Folgende Themen wurden ausgewählt:
Die Hintergründe, der Umfang und die Folgen der Linthebene-Melioration sind der Öffentlichkeit kaum bekannt. Ziel dieses Ausstellungsteils ist es deshalb, den Besucherinnen und Besuchern die Geschichte der LE-Melioration, die technischen Leistungen und die Folgen aufzuzeigen. Die dazu erforderlichen Informationen stammen aus der Literatur und von der heutigen Verwaltung.
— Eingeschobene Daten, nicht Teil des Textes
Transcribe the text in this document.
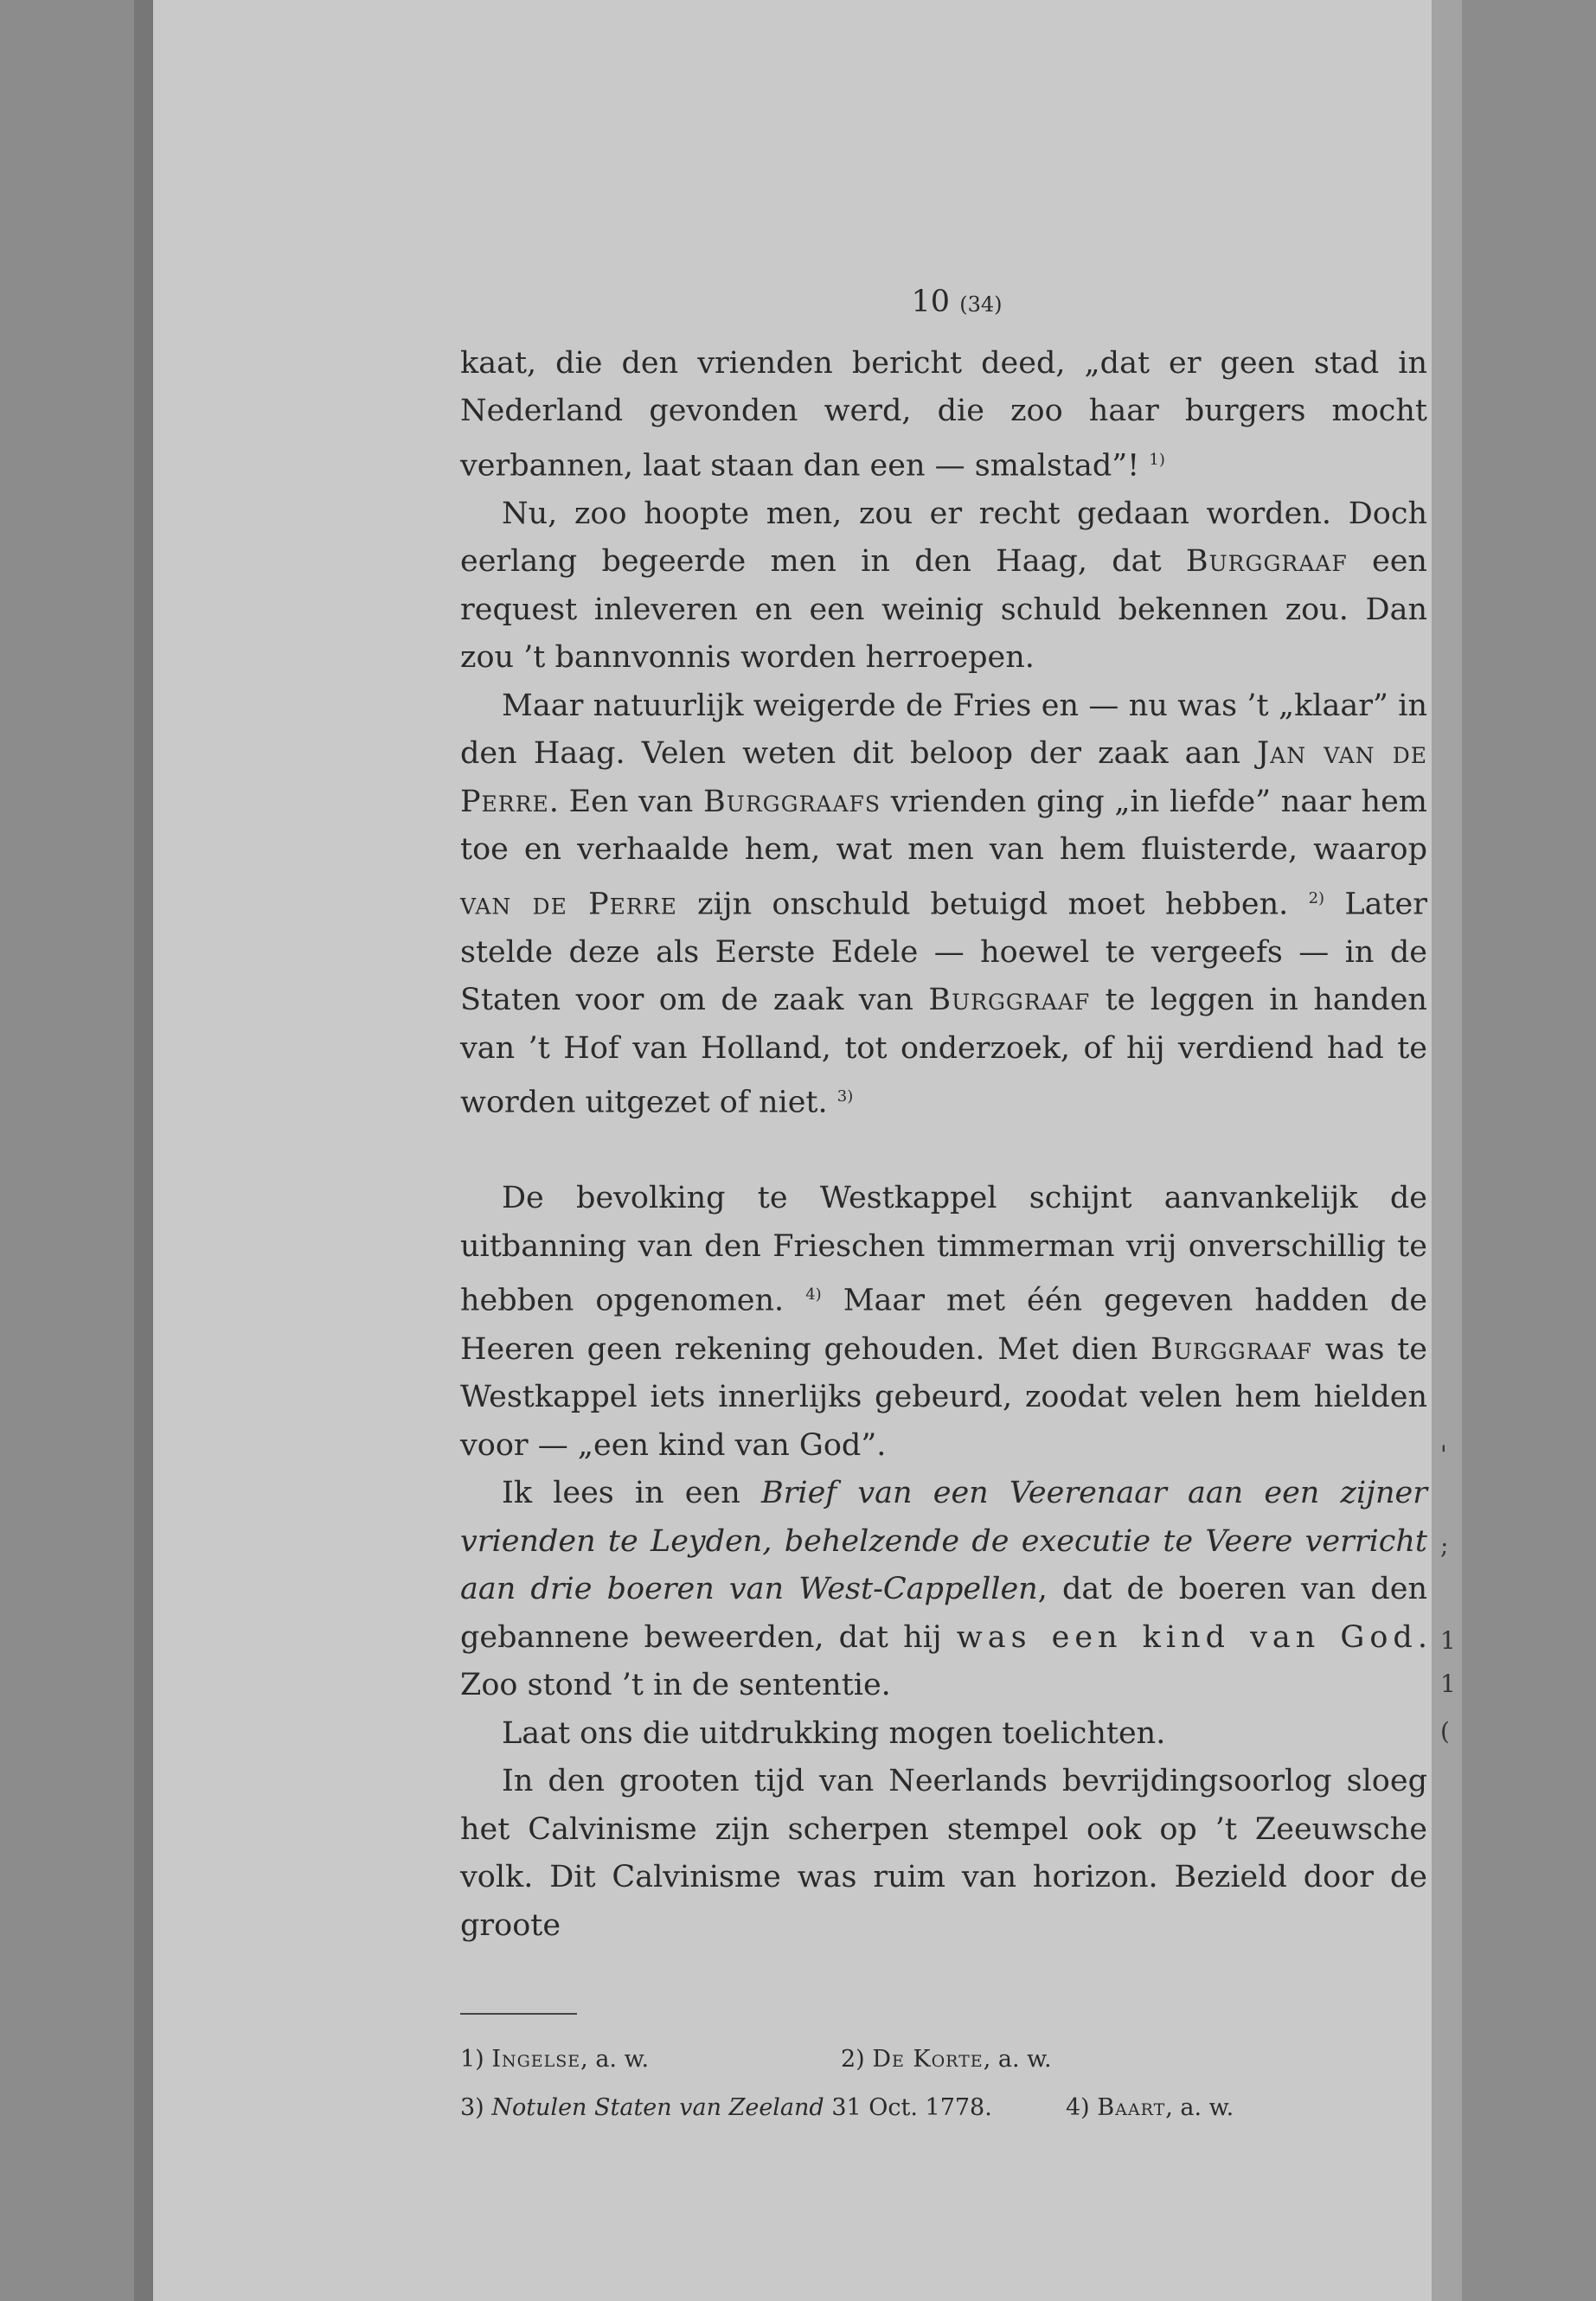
10 (34)

kaat, die den vrienden bericht deed, „dat er geen stad in Nederland gevonden werd, die zoo haar burgers mocht verbannen, laat staan dan een — smalstad”! $^{1)}$

Nu, zoo hoopte men, zou er recht gedaan worden. Doch eerlang begeerde men in den Haag, dat Burggraaf een request inleveren en een weinig schuld bekennen zou. Dan zou ’t bannvonnis worden herroepen.

Maar natuurlijk weigerde de Fries en — nu was ’t „klaar” in den Haag. Velen weten dit beloop der zaak aan Jan van de Perre. Een van Burggraafs vrienden ging „in liefde” naar hem toe en verhaalde hem, wat men van hem fluisterde, waarop van de Perre zijn onschuld betuigd moet hebben. $^{2)}$ Later stelde deze als Eerste Edele — hoewel te vergeefs — in de Staten voor om de zaak van Burggraaf te leggen in handen van ’t Hof van Holland, tot onderzoek, of hij verdiend had te worden uitgezet of niet. $^{3)}$

De bevolking te Westkappel schijnt aanvankelijk de uitbanning van den Frieschen timmerman vrij onverschillig te hebben opgenomen. $^{4)}$ Maar met één gegeven hadden de Heeren geen rekening gehouden. Met dien Burggraaf was te Westkappel iets innerlijks gebeurd, zoodat velen hem hielden voor — „een kind van God”.

Ik lees in een Brief van een Veerenaar aan een zijner vrienden te Leyden, behelzende de executie te Veere verricht aan drie boeren van West-Cappellen, dat de boeren van den gebannene beweerden, dat hij was een kind van God. Zoo stond ’t in de sententie.

Laat ons die uitdrukking mogen toelichten.

In den grooten tijd van Neerlands bevrijdingsoorlog sloeg het Calvinisme zijn scherpen stempel ook op ’t Zeeuwsche volk. Dit Calvinisme was ruim van horizon. Bezield door de groote

1) Ingelse, a. w.	2) De Korte, a. w.
3) Notulen Staten van Zeeland 31 Oct. 1778.	4) Baart, a. w.
'
;
1
1
(
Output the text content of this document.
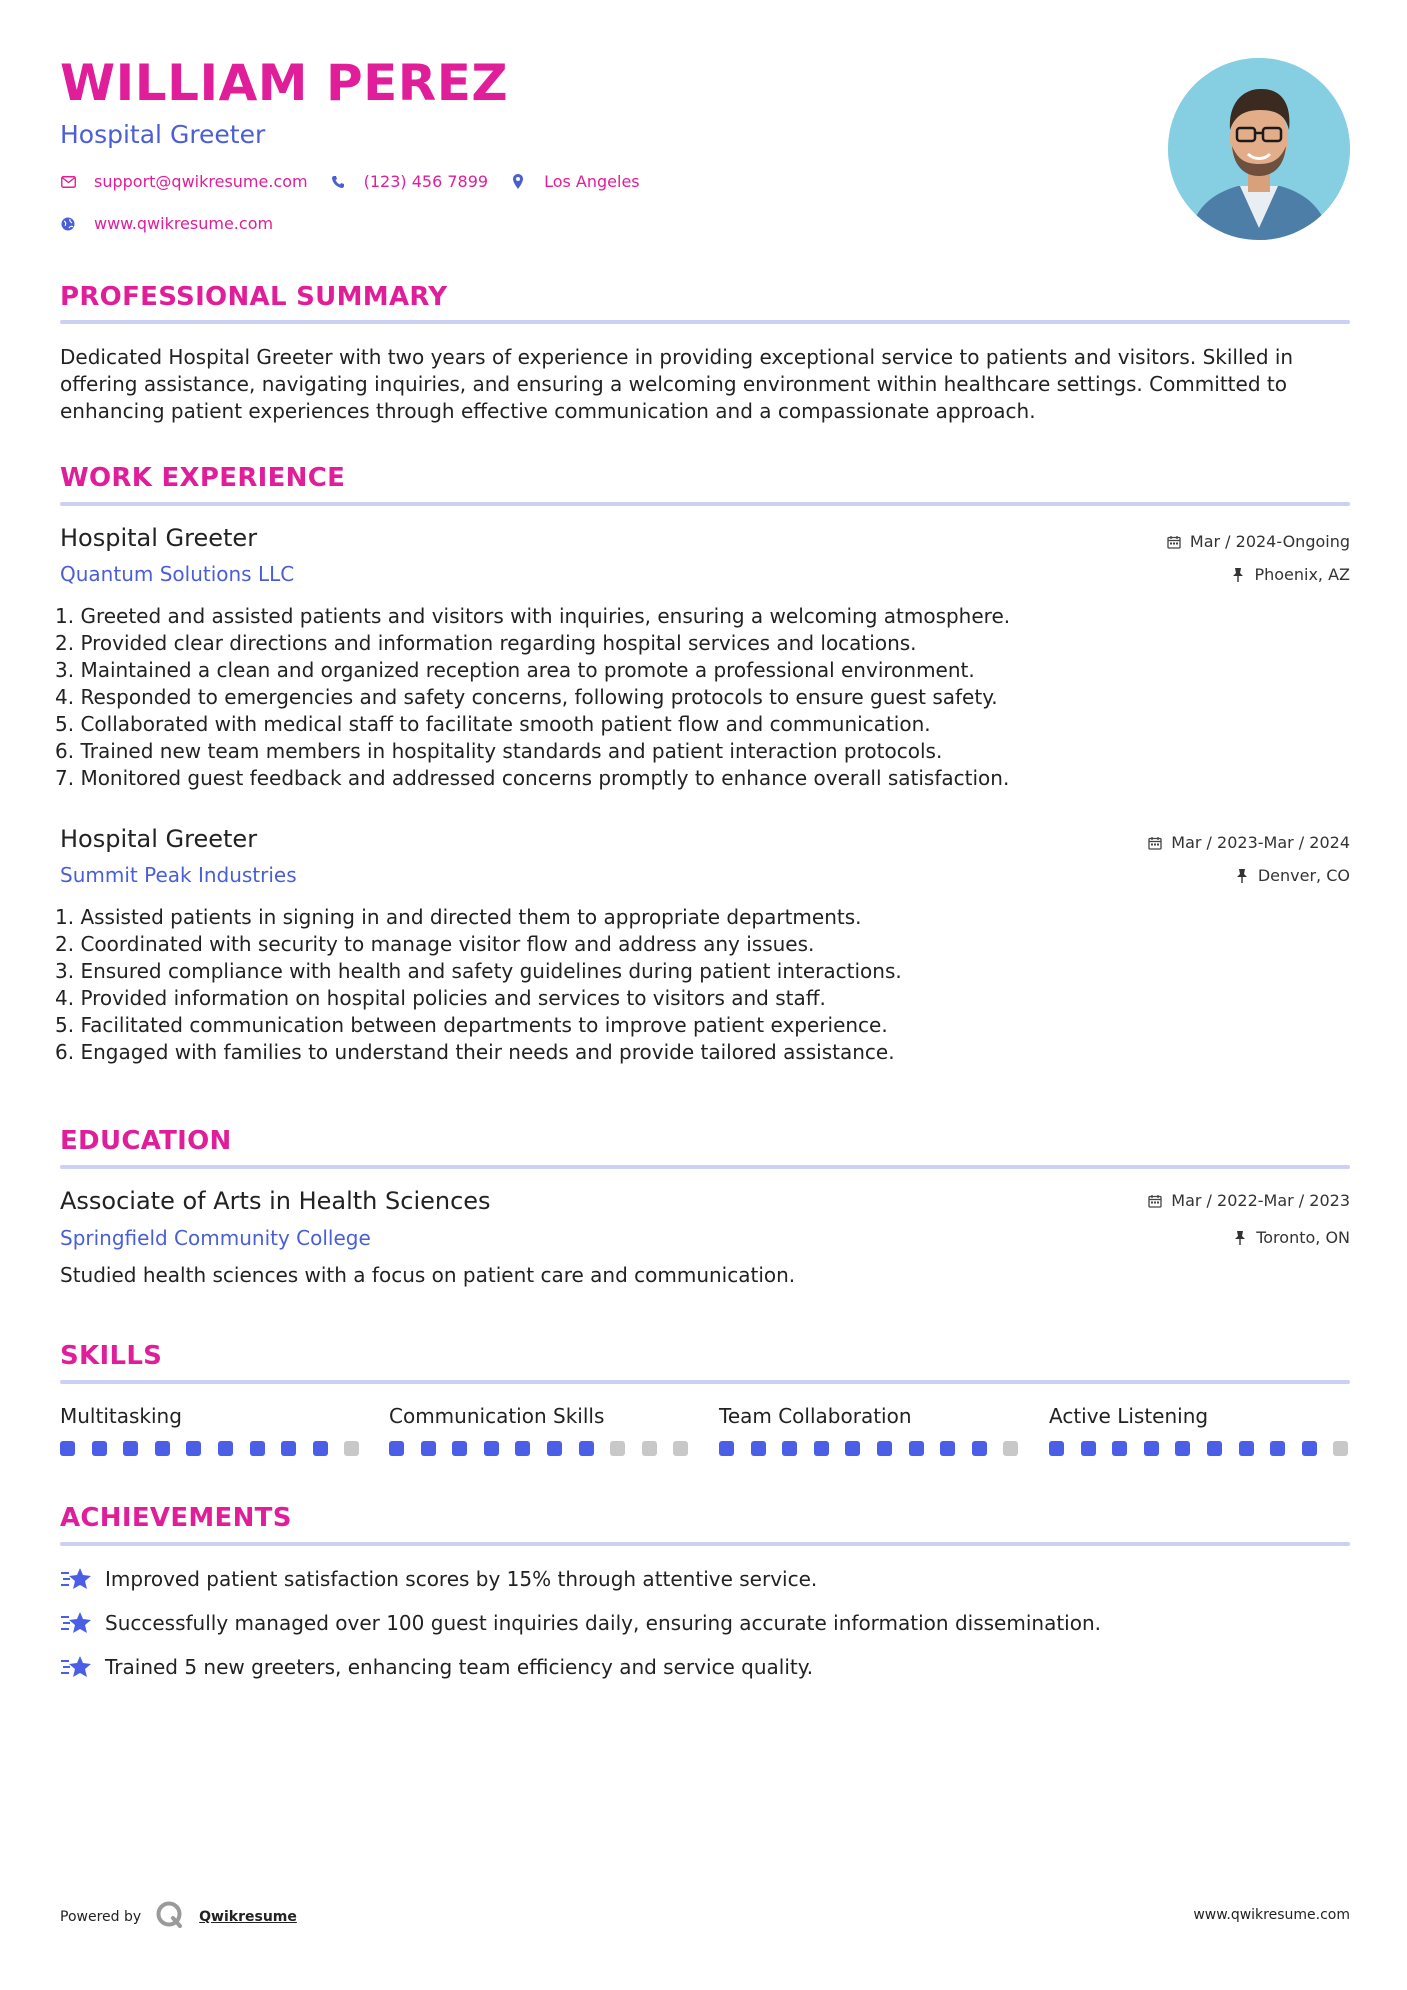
WILLIAM PEREZ
Hospital Greeter
support@qwikresume.com	(123) 456 7899	Los Angeles
www.qwikresume.com
PROFESSIONAL SUMMARY
Dedicated Hospital Greeter with two years of experience in providing exceptional service to patients and visitors. Skilled in
offering assistance, navigating inquiries, and ensuring a welcoming environment within healthcare settings. Committed to
enhancing patient experiences through effective communication and a compassionate approach.
WORK EXPERIENCE
Hospital Greeter
Quantum Solutions LLC
Mar / 2024-Ongoing
Phoenix, AZ
1. Greeted and assisted patients and visitors with inquiries, ensuring a welcoming atmosphere.
2. Provided clear directions and information regarding hospital services and locations.
3. Maintained a clean and organized reception area to promote a professional environment.
4. Responded to emergencies and safety concerns, following protocols to ensure guest safety.
5. Collaborated with medical staff to facilitate smooth patient flow and communication.
6. Trained new team members in hospitality standards and patient interaction protocols.
7. Monitored guest feedback and addressed concerns promptly to enhance overall satisfaction.
Hospital Greeter
Summit Peak Industries
Mar / 2023-Mar / 2024
Denver, CO
1. Assisted patients in signing in and directed them to appropriate departments.
2. Coordinated with security to manage visitor flow and address any issues.
3. Ensured compliance with health and safety guidelines during patient interactions.
4. Provided information on hospital policies and services to visitors and staff.
5. Facilitated communication between departments to improve patient experience.
6. Engaged with families to understand their needs and provide tailored assistance.
EDUCATION
Associate of Arts in Health Sciences
Springfield Community College
Mar / 2022-Mar / 2023
Toronto, ON
Studied health sciences with a focus on patient care and communication.
SKILLS
Multitasking	Communication Skills	Team Collaboration	Active Listening
ACHIEVEMENTS
Improved patient satisfaction scores by 15% through attentive service.
Successfully managed over 100 guest inquiries daily, ensuring accurate information dissemination.
Trained 5 new greeters, enhancing team efficiency and service quality.
Powered by	Qwikresume	www.qwikresume.com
In den ersten Jahrzehnten des letzten Jahrhunderts tobte ein vom Staat intensiv unterstützter Kampf gegen alle fischfressenden Tiere unseres Landes. Dieser Kampf hatte für einzelne Arten fatale Folgen. So wurde der Fischotter in der Linthebene (und nicht nur hier) systematisch ausgerottet. Die Politik, Tiere nach Nutzen und Schaden zu beurteilen und je nach Interessenlage zu fördern oder auszurotten, wird am Beispiel Fischotter aufgezeigt. Dazu gibt es einen lokalen Bezug: eine Mitteilung aus der Schweizerischen Jägerzeitung (1926) befasst sich mit dem Fischotter in der Linthebene und mit einem Fischotterjäger namens Bochsler, wohnhaft gewesen im Schäfli in Uznach.
Die Lachmöwe ist die Charakterart des Riedlandes. Sie ist allen Einheimischen, zumindest dem Namen nach, bekannt. Mit der Darstellung dieser Art soll die Geschichte der Feuchtgebietsbewirtschaftung (Eier-Sammeln, Eisgewinnung, Streuegewinnung) aufgezeigt werden.